On that day, organizations around the world began fending off attacks from a ransomware strain variously known as WannaCrypt, WanaDecrypt and WannaCry. To date, the malware has spread to 150 countries and through more than 200,000 organizations - and expert warn there’s more to come, with new strains emerging.
Ransomware encrypts a victim’s data, from documents and images to music and other files, unless the victim pays for a key to unlock them. Victims without access to good backup systems have two choices: kiss the data goodbye or pay the ransom.
This particular malware includes an encryption package that locks up the machine’s files, and demands payment of US$300-US$600-worth of the virtual currency Bitcoin for a key to unlock them. The cyber criminals threaten to delete the data if not paid within seven days.

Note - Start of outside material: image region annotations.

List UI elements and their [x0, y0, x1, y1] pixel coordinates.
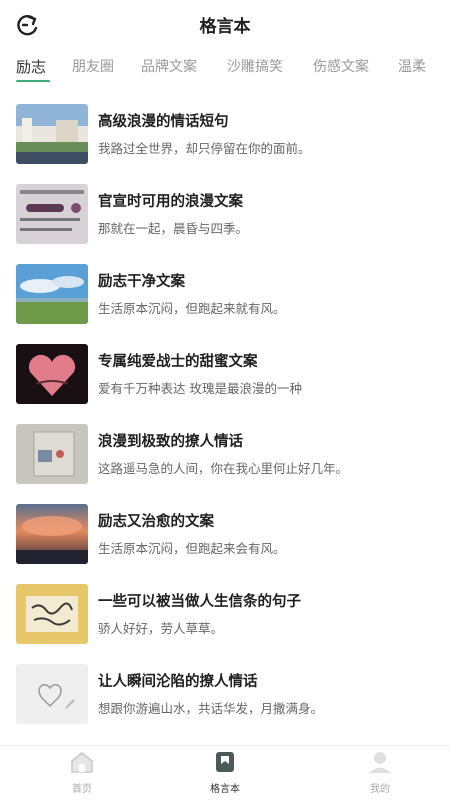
list-item[interactable]: 让人瞬间沦陷的撩人情话 想跟你游遍山水，共话华发，月撒满身。: [16, 658, 436, 734]
list-item[interactable]: 一些可以被当做人生信条的句子 骄人好好，劳人草草。: [16, 578, 436, 654]
nav-quotes[interactable]: 格言本: [185, 750, 265, 795]
tab-shanggan[interactable]: 伤感文案: [313, 56, 369, 76]
item-thumbnail: [16, 184, 88, 244]
list-item[interactable]: 励志又治愈的文案 生活原本沉闷，但跑起来会有风。: [16, 498, 436, 574]
item-title: 官宣时可用的浪漫文案: [98, 194, 243, 210]
item-subtitle: 骄人好好，劳人草草。: [98, 621, 224, 636]
tab-pengyouquan[interactable]: 朋友圈: [72, 56, 114, 76]
user-icon: [369, 752, 391, 773]
item-thumbnail: [16, 264, 88, 324]
item-thumbnail: [16, 424, 88, 484]
item-subtitle: 那就在一起，晨昏与四季。: [98, 221, 249, 236]
nav-home-label: 首页: [72, 784, 92, 795]
item-subtitle: 这路遥马急的人间，你在我心里何止好几年。: [98, 461, 349, 476]
item-title: 让人瞬间沦陷的撩人情话: [98, 674, 258, 690]
item-subtitle: 想跟你游遍山水，共话华发，月撒满身。: [98, 701, 324, 716]
item-subtitle: 爱有千万种表达 玫瑰是最浪漫的一种: [98, 381, 302, 396]
list-item[interactable]: 励志干净文案 生活原本沉闷，但跑起来就有风。: [16, 258, 436, 334]
nav-mine-label: 我的: [370, 784, 390, 795]
nav-mine[interactable]: 我的: [340, 750, 420, 795]
item-title: 专属纯爱战士的甜蜜文案: [98, 354, 258, 370]
bottom-navigation: 首页 格言本 我的: [0, 745, 450, 800]
item-subtitle: 生活原本沉闷，但跑起来就有风。: [98, 301, 286, 316]
list-item[interactable]: 浪漫到极致的撩人情话 这路遥马急的人间，你在我心里何止好几年。: [16, 418, 436, 494]
list-item[interactable]: 官宣时可用的浪漫文案 那就在一起，晨昏与四季。: [16, 178, 436, 254]
home-icon: [71, 752, 93, 773]
item-subtitle: 生活原本沉闷，但跑起来会有风。: [98, 541, 286, 556]
category-tabs: 励志 朋友圈 品牌文案 沙雕搞笑 伤感文案 温柔: [0, 52, 450, 82]
item-title: 一些可以被当做人生信条的句子: [98, 594, 301, 610]
list-item[interactable]: 专属纯爱战士的甜蜜文案 爱有千万种表达 玫瑰是最浪漫的一种: [16, 338, 436, 414]
item-thumbnail: [16, 584, 88, 644]
item-title: 高级浪漫的情话短句: [98, 114, 229, 130]
item-thumbnail: [16, 664, 88, 724]
item-title: 励志又治愈的文案: [98, 514, 214, 530]
tab-wenrou[interactable]: 温柔: [398, 56, 426, 76]
bookmark-icon: [216, 752, 234, 772]
item-thumbnail: [16, 104, 88, 164]
item-title: 浪漫到极致的撩人情话: [98, 434, 243, 450]
item-thumbnail: [16, 344, 88, 404]
item-subtitle: 我路过全世界，却只停留在你的面前。: [98, 141, 311, 156]
tab-shadiao[interactable]: 沙雕搞笑: [227, 56, 283, 76]
list-item[interactable]: 高级浪漫的情话短句 我路过全世界，却只停留在你的面前。: [16, 98, 436, 174]
tab-lizhi[interactable]: 励志: [16, 56, 46, 77]
app-header: 格言本: [0, 0, 450, 48]
nav-quotes-label: 格言本: [210, 784, 240, 795]
item-title: 励志干净文案: [98, 274, 185, 290]
nav-home[interactable]: 首页: [42, 750, 122, 795]
item-thumbnail: [16, 504, 88, 564]
page-title: 格言本: [199, 17, 251, 37]
tab-pinpai[interactable]: 品牌文案: [141, 56, 197, 76]
active-tab-indicator: [16, 80, 50, 82]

Organizations or individuals who are running older and newer Microsoft Windows systems and have not applied a March 2017 patch are vulnerable. The ransomware spreads with the help of a file-sharing vulnerability and can infect an entire network.

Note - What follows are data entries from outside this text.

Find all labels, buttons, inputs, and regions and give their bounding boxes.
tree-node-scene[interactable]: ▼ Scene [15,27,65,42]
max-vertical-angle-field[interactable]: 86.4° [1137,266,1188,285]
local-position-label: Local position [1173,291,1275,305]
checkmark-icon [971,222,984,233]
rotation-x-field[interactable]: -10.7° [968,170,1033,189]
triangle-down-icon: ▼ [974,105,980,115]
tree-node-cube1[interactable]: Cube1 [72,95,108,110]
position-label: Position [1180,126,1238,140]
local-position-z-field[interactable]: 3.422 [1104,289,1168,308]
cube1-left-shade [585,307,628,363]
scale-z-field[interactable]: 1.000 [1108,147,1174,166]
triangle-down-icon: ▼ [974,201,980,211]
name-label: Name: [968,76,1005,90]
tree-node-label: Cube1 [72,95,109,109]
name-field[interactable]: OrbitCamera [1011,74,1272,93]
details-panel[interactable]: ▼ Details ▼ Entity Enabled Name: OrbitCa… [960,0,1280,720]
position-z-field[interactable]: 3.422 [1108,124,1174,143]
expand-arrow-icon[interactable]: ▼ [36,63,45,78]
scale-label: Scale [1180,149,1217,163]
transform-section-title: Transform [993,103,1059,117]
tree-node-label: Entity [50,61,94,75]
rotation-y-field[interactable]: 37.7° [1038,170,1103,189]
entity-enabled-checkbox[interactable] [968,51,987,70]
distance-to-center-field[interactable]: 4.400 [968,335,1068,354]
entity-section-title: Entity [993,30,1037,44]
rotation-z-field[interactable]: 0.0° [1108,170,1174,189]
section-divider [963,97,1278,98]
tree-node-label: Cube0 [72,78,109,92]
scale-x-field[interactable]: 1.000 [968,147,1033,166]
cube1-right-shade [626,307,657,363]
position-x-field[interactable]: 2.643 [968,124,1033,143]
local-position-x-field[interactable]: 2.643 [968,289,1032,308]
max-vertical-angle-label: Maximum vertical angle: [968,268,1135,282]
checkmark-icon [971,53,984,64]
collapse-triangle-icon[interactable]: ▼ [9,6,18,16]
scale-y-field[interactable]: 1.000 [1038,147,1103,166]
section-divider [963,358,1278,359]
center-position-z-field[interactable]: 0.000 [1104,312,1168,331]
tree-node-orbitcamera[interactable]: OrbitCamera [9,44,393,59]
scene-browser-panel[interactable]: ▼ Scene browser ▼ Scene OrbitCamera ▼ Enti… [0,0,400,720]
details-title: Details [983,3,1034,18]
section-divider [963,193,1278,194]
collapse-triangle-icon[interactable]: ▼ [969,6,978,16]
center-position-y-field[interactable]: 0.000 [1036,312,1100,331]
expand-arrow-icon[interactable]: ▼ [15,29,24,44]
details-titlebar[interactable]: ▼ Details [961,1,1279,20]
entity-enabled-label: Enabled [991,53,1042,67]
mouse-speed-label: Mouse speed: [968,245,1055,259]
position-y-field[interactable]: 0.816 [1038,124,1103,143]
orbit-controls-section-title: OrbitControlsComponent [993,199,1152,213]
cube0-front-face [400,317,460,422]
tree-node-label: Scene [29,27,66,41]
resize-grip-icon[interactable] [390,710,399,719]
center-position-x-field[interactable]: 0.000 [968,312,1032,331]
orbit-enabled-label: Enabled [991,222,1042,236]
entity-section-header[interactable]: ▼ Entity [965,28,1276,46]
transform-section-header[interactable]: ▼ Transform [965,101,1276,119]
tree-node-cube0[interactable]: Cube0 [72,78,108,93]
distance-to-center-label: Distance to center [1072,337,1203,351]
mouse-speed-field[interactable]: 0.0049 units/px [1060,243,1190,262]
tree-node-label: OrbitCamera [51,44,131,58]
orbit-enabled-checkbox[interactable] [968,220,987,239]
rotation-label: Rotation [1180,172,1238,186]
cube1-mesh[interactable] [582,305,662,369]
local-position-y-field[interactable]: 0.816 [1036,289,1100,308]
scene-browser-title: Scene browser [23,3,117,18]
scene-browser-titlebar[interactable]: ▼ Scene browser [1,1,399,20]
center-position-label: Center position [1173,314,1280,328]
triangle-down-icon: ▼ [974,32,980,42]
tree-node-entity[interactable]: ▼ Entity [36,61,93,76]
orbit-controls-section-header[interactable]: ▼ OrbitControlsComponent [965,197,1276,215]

Microsoft issued a patch to fix this flaw in March 2017, but it was unavailable to older versions of Windows, such as Windows XP and Windows Server 2003, leaving many organizations and individuals open to hacking. The software giant has since made the patch available to older systems (see below for links).
One sign is not being able to access your systems, files and data base. However, in most cases a red pop-up appears on your computer screen. The red screen is the “ransom note” that demands payment to get back access to your data.

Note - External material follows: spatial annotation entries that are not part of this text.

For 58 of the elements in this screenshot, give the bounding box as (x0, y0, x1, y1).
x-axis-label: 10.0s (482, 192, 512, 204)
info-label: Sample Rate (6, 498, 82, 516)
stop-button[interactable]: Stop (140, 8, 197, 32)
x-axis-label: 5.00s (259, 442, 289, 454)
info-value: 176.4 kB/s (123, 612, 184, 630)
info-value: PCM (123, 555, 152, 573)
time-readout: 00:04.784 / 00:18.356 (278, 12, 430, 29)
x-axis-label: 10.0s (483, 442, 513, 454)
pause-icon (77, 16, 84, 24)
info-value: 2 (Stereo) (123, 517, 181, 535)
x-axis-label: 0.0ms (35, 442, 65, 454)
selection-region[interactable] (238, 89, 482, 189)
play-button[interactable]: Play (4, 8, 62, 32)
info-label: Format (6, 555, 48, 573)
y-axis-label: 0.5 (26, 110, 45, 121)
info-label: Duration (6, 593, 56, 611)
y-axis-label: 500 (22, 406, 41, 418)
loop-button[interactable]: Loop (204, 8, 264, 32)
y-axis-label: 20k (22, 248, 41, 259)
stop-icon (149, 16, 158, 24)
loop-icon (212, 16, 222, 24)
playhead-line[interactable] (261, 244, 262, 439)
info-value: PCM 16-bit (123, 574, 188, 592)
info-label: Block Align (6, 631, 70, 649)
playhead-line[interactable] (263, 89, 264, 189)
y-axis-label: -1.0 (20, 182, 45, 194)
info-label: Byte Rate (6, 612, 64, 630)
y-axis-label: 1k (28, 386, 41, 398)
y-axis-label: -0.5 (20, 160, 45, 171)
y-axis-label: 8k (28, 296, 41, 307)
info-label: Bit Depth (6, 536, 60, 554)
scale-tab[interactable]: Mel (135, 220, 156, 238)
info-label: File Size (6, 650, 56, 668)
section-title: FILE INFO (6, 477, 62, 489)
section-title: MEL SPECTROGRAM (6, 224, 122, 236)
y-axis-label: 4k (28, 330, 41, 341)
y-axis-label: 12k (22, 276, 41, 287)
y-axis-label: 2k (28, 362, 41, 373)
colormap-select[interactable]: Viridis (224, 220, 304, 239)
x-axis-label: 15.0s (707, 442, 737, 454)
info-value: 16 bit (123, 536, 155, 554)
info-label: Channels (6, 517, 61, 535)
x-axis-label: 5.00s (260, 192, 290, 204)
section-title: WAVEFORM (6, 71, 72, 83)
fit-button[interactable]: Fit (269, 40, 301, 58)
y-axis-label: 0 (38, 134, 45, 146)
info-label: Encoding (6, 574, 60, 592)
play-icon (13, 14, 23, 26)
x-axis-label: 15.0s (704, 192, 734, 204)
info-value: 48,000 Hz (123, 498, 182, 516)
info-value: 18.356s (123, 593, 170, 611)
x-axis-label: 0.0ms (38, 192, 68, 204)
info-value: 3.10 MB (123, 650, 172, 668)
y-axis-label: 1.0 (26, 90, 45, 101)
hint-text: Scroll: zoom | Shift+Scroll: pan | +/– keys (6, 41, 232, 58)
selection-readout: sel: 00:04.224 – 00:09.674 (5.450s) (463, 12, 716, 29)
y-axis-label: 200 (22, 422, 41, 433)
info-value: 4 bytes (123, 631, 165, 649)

This is what the pop-up could look like:
The ransomware automatically scans for computers with the same defect it can infect whenever it loads itself onto a new machine. It spreads as a worm, scanning other computers on the same wireless network and leaping onto them. For example, if your laptop is infected and you went to a coffee shop and connected to the WiFi, it would spread to other PCs on the coffee shop.
Similarly, it can spread onto company networks.